As I rode to the church this morning I had a long forgotten obstacle: cars and school children heading off to school! Funny how quickly things change on the first day of school even for those who have nothing to do with it other than riding by on their way to work. As I continued my ride, I began to think of how we impact things and don't ever really notice it.
Often, when things we do are negative we hear about it pretty quickly, but it is rare that we hear about the way we impact the world and don’t even think about it. Over the past few weeks I have had some people from the community coming in for counseling or just a friendly ear to listen to. I always find these conversations interesting. Last week a nice man came in and talked to me. He met me at the funeral for the homeless woman last year.

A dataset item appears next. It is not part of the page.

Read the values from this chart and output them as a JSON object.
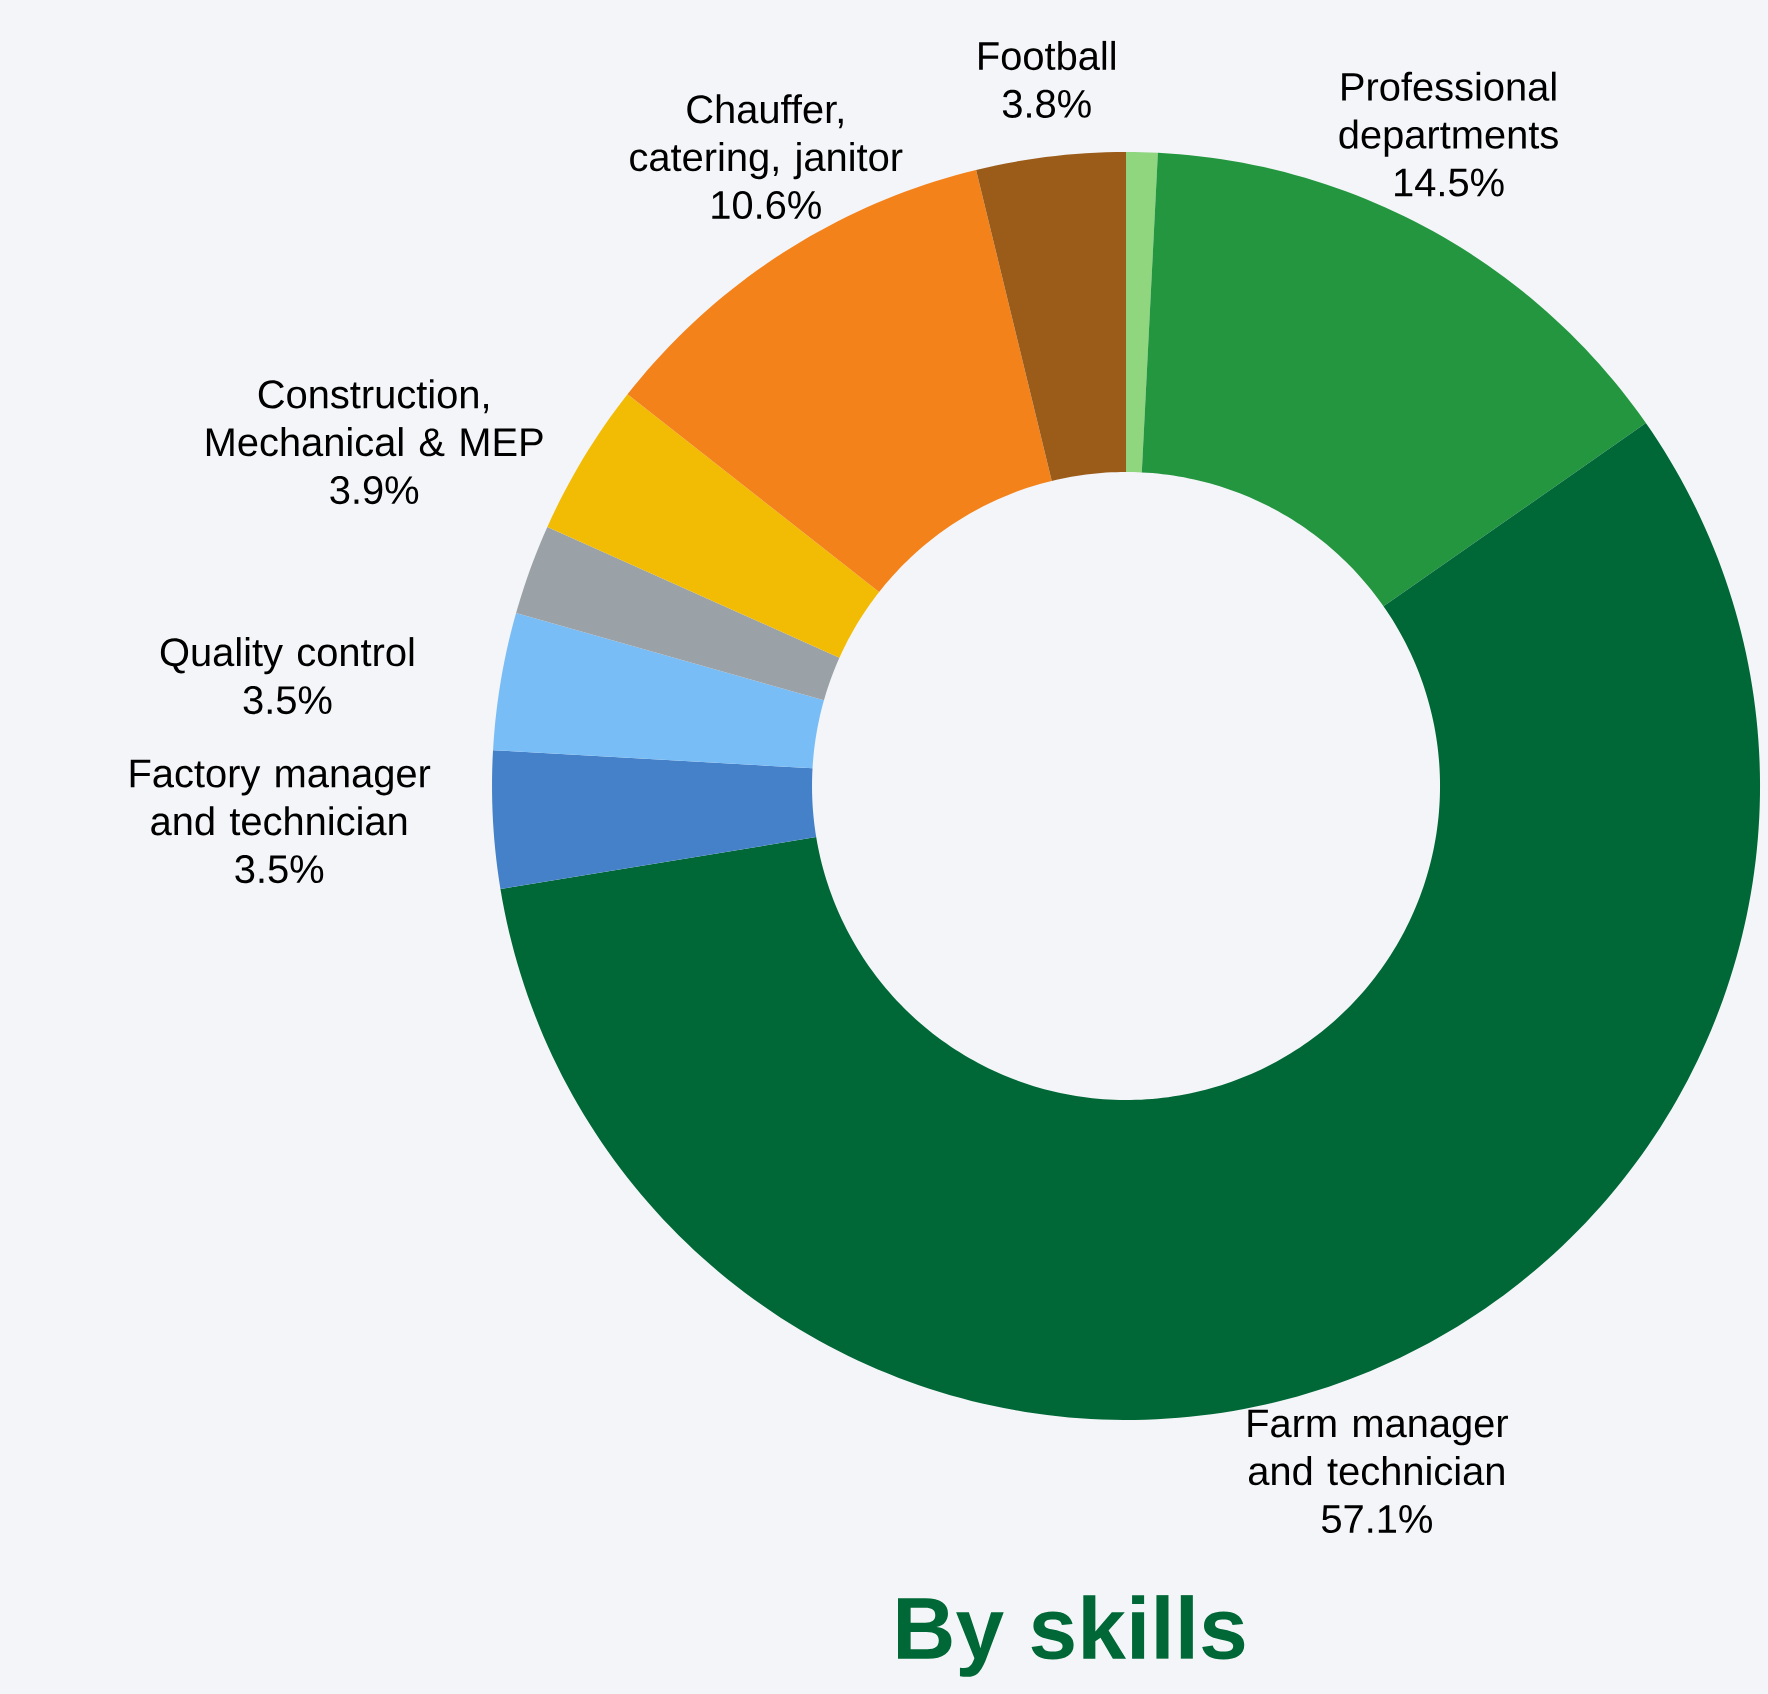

As he was telling me his story he said that when I went up to him and gave a welcoming smile, that was the beginning of a journey that lead him to rehabilitation. Being honest, I vaguely remember the encounter, and it did not help that he looked very different cleaned up. As we ended the conversation, all I could do was think wow, the power of God. If I would have thought of the significance of that day I would have never thought that being nice would have impacted things more then anything else.
There is the song that was a standard camp song when I was growing up: “We are One in the Spirit” -I hope most of you know it. It is a simple but powerful song, which teaches us a very important lesson about faith. Basically the lesson we learn is that we are one body with one God who calls us to love, anything more or less than that is a diversion.
A few years ago one of my good friends was leading a discussion trying to recruit people for a prison ministry. When a person in the group said, “Well they’re felons, they did the crime, now they’re doing the time.” The odd implication being that by going into the prison my friend was giving them a way out. My friend answered back “Yes, but as people of faith we are called to share that faith with everyone, showing them dignity and love. From there, God will do what God needs to do.”
My friend hit on the essence of what we spoke of a few weeks ago in the Good Samaritan story:
36 “Which of these three do you think was a neighbor to the man who fell into the hands of robbers?” 37 The expert in the law replied, “The one who had mercy on him.” Jesus told him, “Go and do likewise.”
Interestingly, so much of modern Christianity is focused on immediate results, theological correctness, and comfortable spirituality. But that is not the message that Christ gives at all: in fact he calls us to be compassionate and treat all with respect and love, staying faithful to God. From there, God will use us, and while we do not always see our impact, we know that we have one, and we can see the impact if we look really hard. As people of faith, we must never forget that our call is to love as God has loved us and that the impact of that love will affect the world around us and that God will use that to bring others to faithfulness.